Dua Lipa discussed how she’s approaching songwriting for her sophomore album (she said it will be out next year), the changing landscape for female artists and more with Rolling Stone‘s Jerry Portwood before she performed at Lollapalooza 2018.
Lipa, who has been nonstop touring for more than two years, said she has been working on new material since the beginning of 2018. “Whenever I have a couple days free I go to the studio, it also kind of helps me get away fro tour life and all the traveling and stuff, it makes me feel really grounded,” she told Rolling Stone.
The singer said she has been listening to Prince, OutKast and Gnarls Barkley, which have influenced the new direction she is taking for the album. “It has some throwback elements, which I’m excited about ’cause it’s a new direction for me and I’m looking forward to it,” she added.

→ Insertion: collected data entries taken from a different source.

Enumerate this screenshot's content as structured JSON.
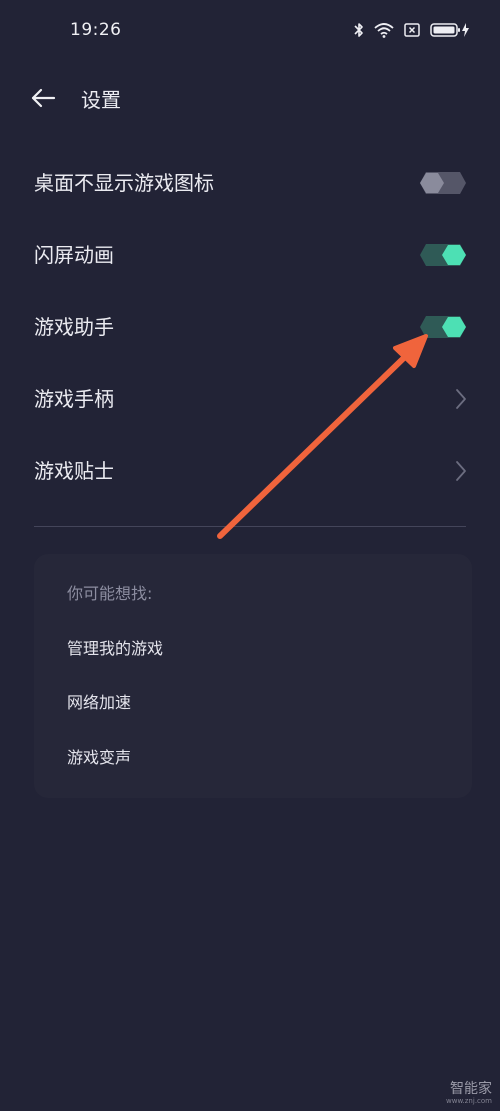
{
  "status_bar": {
    "time": "19:26",
    "icons": [
      "bluetooth-icon",
      "wifi-icon",
      "sim-off-icon",
      "battery-charging-icon"
    ]
  },
  "header": {
    "back_icon": "arrow-left-icon",
    "title": "设置"
  },
  "settings": [
    {
      "label": "桌面不显示游戏图标",
      "control": "toggle",
      "on": false
    },
    {
      "label": "闪屏动画",
      "control": "toggle",
      "on": true
    },
    {
      "label": "游戏助手",
      "control": "toggle",
      "on": true
    },
    {
      "label": "游戏手柄",
      "control": "chevron"
    },
    {
      "label": "游戏贴士",
      "control": "chevron"
    }
  ],
  "suggestions": {
    "title": "你可能想找:",
    "items": [
      "管理我的游戏",
      "网络加速",
      "游戏变声"
    ]
  },
  "watermark": {
    "main": "智能家",
    "sub": "www.znj.com"
  },
  "colors": {
    "background": "#222336",
    "toggle_on": "#4de0b4",
    "toggle_off": "#6a6b7c",
    "annotation_arrow": "#f0643c"
  }
}
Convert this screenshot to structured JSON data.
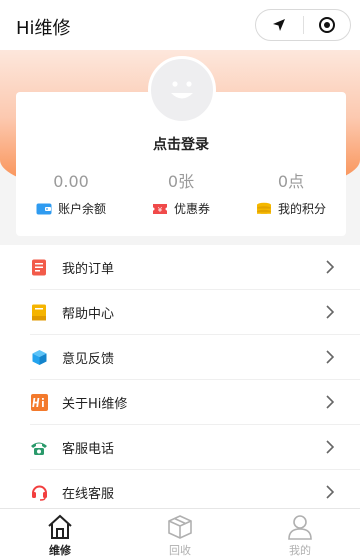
{
  "header": {
    "app_title": "Hi维修",
    "capsule": {
      "left_icon": "navigation-arrow-icon",
      "right_icon": "target-circle-icon"
    }
  },
  "profile": {
    "avatar_icon": "smiley-face-icon",
    "login_text": "点击登录",
    "stats": [
      {
        "value": "0.00",
        "label": "账户余额",
        "icon": "wallet-icon",
        "color": "#2f9bf0"
      },
      {
        "value": "0张",
        "label": "优惠券",
        "icon": "coupon-ticket-icon",
        "color": "#f04a4a"
      },
      {
        "value": "0点",
        "label": "我的积分",
        "icon": "coins-stack-icon",
        "color": "#f5b800"
      }
    ]
  },
  "menu": [
    {
      "label": "我的订单",
      "icon": "order-list-icon",
      "color": "#f25b4a"
    },
    {
      "label": "帮助中心",
      "icon": "help-book-icon",
      "color": "#f5b400"
    },
    {
      "label": "意见反馈",
      "icon": "feedback-cube-icon",
      "color": "#23a3ee"
    },
    {
      "label": "关于Hi维修",
      "icon": "hi-logo-icon",
      "color": "#f37a2c"
    },
    {
      "label": "客服电话",
      "icon": "phone-icon",
      "color": "#2a9a6b"
    },
    {
      "label": "在线客服",
      "icon": "headset-icon",
      "color": "#f23f3f"
    }
  ],
  "tabbar": [
    {
      "label": "维修",
      "icon": "home-icon",
      "active": true
    },
    {
      "label": "回收",
      "icon": "box-icon",
      "active": false
    },
    {
      "label": "我的",
      "icon": "user-icon",
      "active": false
    }
  ],
  "colors": {
    "accent": "#f9843f",
    "hero_top": "#fde7dc",
    "text_muted": "#9a9a9a"
  }
}
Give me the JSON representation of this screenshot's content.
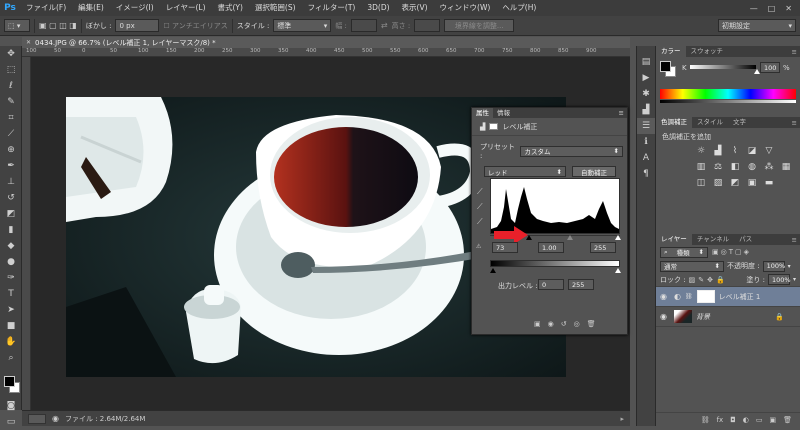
{
  "app": {
    "logo": "Ps"
  },
  "menu": [
    "ファイル(F)",
    "編集(E)",
    "イメージ(I)",
    "レイヤー(L)",
    "書式(Y)",
    "選択範囲(S)",
    "フィルター(T)",
    "3D(D)",
    "表示(V)",
    "ウィンドウ(W)",
    "ヘルプ(H)"
  ],
  "options": {
    "feather_label": "ぼかし :",
    "feather_value": "0 px",
    "antialias": "アンチエイリアス",
    "style_label": "スタイル :",
    "style_value": "標準",
    "width_label": "幅 :",
    "height_label": "高さ :",
    "refine_button": "境界線を調整...",
    "workspace": "初期設定"
  },
  "document": {
    "tab_title": "0434.JPG @ 66.7% (レベル補正 1, レイヤーマスク/8) *",
    "ruler_ticks": [
      "100",
      "50",
      "0",
      "50",
      "100",
      "150",
      "200",
      "250",
      "300",
      "350",
      "400",
      "450",
      "500",
      "550",
      "600",
      "650",
      "700",
      "750",
      "800",
      "850",
      "900"
    ],
    "status_file": "ファイル : 2.64M/2.64M"
  },
  "properties": {
    "tabs": [
      "属性",
      "情報"
    ],
    "title": "レベル補正",
    "preset_label": "プリセット :",
    "preset_value": "カスタム",
    "channel_value": "レッド",
    "auto_button": "自動補正",
    "input_black": "73",
    "input_gamma": "1.00",
    "input_white": "255",
    "output_label": "出力レベル :",
    "output_black": "0",
    "output_white": "255"
  },
  "color_panel": {
    "tabs": [
      "カラー",
      "スウォッチ"
    ],
    "channel": "K",
    "value": "100",
    "unit": "%"
  },
  "adjust_panel": {
    "tabs": [
      "色調補正",
      "スタイル",
      "文字"
    ],
    "title": "色調補正を追加"
  },
  "layers_panel": {
    "tabs": [
      "レイヤー",
      "チャンネル",
      "パス"
    ],
    "filter": "種類",
    "blend_mode": "通常",
    "opacity_label": "不透明度 :",
    "opacity_value": "100%",
    "lock_label": "ロック :",
    "fill_label": "塗り :",
    "fill_value": "100%",
    "layers": [
      {
        "name": "レベル補正 1"
      },
      {
        "name": "背景"
      }
    ]
  },
  "colors": {
    "accent": "#31a8ff",
    "arrow": "#e8202a"
  }
}
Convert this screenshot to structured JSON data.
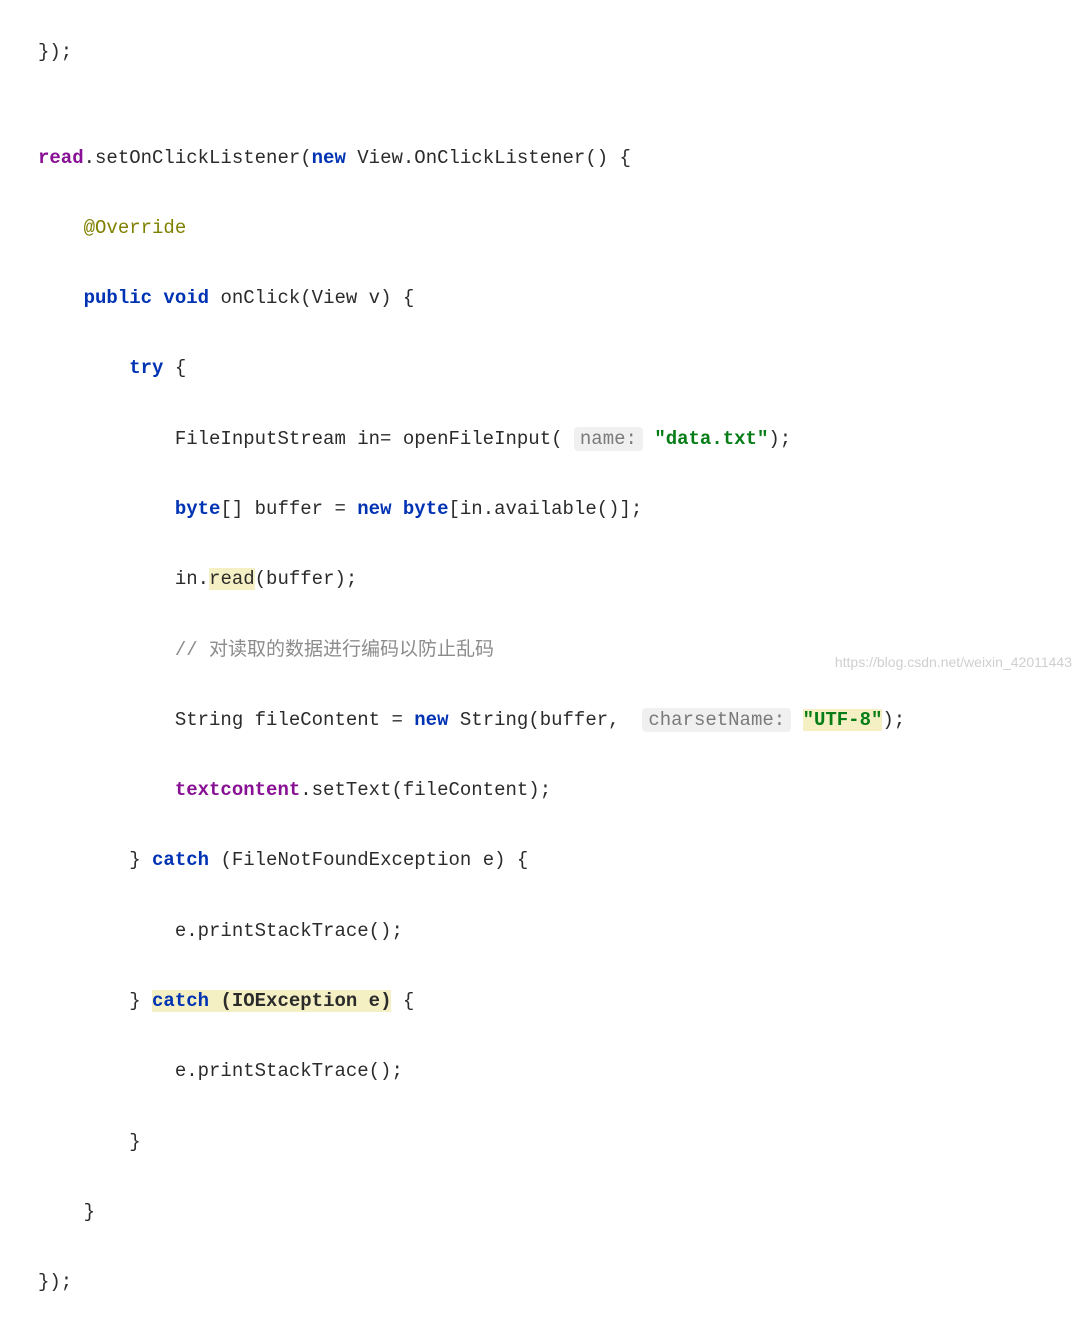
{
  "code": {
    "l0_a": "});",
    "l0_b": "",
    "l1_read": "read",
    "l1_a": ".setOnClickListener(",
    "l1_new": "new",
    "l1_b": " View.OnClickListener() {",
    "l2_anno": "@Override",
    "l3_pub": "public",
    "l3_void": " void",
    "l3_a": " onClick(View v) {",
    "l4_try": "try",
    "l4_a": " {",
    "l5_a": "FileInputStream in= openFileInput( ",
    "l5_hint": "name:",
    "l5_sp": " ",
    "l5_str": "\"data.txt\"",
    "l5_b": ");",
    "l6_byte": "byte",
    "l6_a": "[] buffer = ",
    "l6_new": "new",
    "l6_sp": " ",
    "l6_byte2": "byte",
    "l6_b": "[in.available()];",
    "l7_a": "in.",
    "l7_read": "read",
    "l7_b": "(buffer);",
    "l8_comment": "// 对读取的数据进行编码以防止乱码",
    "l9_a": "String fileContent = ",
    "l9_new": "new",
    "l9_b": " String(buffer,  ",
    "l9_hint": "charsetName:",
    "l9_sp": " ",
    "l9_str": "\"UTF-8\"",
    "l9_c": ");",
    "l10_tc": "textcontent",
    "l10_a": ".setText(fileContent);",
    "l11_a": "} ",
    "l11_catch": "catch",
    "l11_b": " (FileNotFoundException e) {",
    "l12_a": "e.printStackTrace();",
    "l13_a": "} ",
    "l13_catch": "catch",
    "l13_b": " (IOException e)",
    "l13_c": " {",
    "l14_a": "e.printStackTrace();",
    "l15_a": "}",
    "l16_a": "}",
    "l17_a": "});"
  },
  "watermark": "https://blog.csdn.net/weixin_42011443"
}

She also spent some time in the studio with pop mastermind Max Martin and said they may work together more on this album. “His attention to detail and the way he writes songs, there is a kind of theory to the pop and the way I write songs is very spontaneous,” she said, adding that their two approaches meshed well together. “It was interesting to work and learn from someone who is so amazing and so inspiring that’s done this for many, many years.”
In addition to throwback elements, Lipa said she hopes that fans will relate to the new songs on their own personal level. “It has to kind of be a new chapter in my life,” she explained. “I want the art to be subjective… Another thing about being in the public eye: a lot of people have speculations – who’s this song about? Or what’s this about? – and of course I’m not going to stop being honest about my music, regardless of the amount of attention the first album’s had, and I guess I have had in a way. It’s just they’re all songs that leave enough room for subjection, that you can take the song and make it your own and it doesn’t necessarily have the same meaning for you as it does for me.”
Lipa also discussed how perceptions are changing for women in pop music. “I feel like for so long there’s always been this stigma behind female pop stars. Because when a male pop star comes on the scene, people instantly believe that they write their own songs, that they direct their own videos, that they do all this,” she said. “Whereas if you’re a female artist and you’re not sat by a piano, or a guitar, or you’re not playing an instrument and you’re kind of performing a song, people instantly think that you’re manufactured and you’re no longer kind of authentic to yourself.
“And I feel like for a very long time women really had to fight a bit more to get the recognition they deserve and to get people to believe they are who they really are,” she continued. “And I think now, [it’s] just come a point in time where we feel very, very confident in our skin and we allow ourselves to be whoever we want to be without the fear of thinking other people are going to diminish that.”
Despite the progress that has been made, Lipa added there is still much to be done in the future. “You want to see a lot more female artists and a lot more awards performances, getting nominated for a lot more awards,” she said. “I feel like equality in the music industry is something that’s needed a lot more.”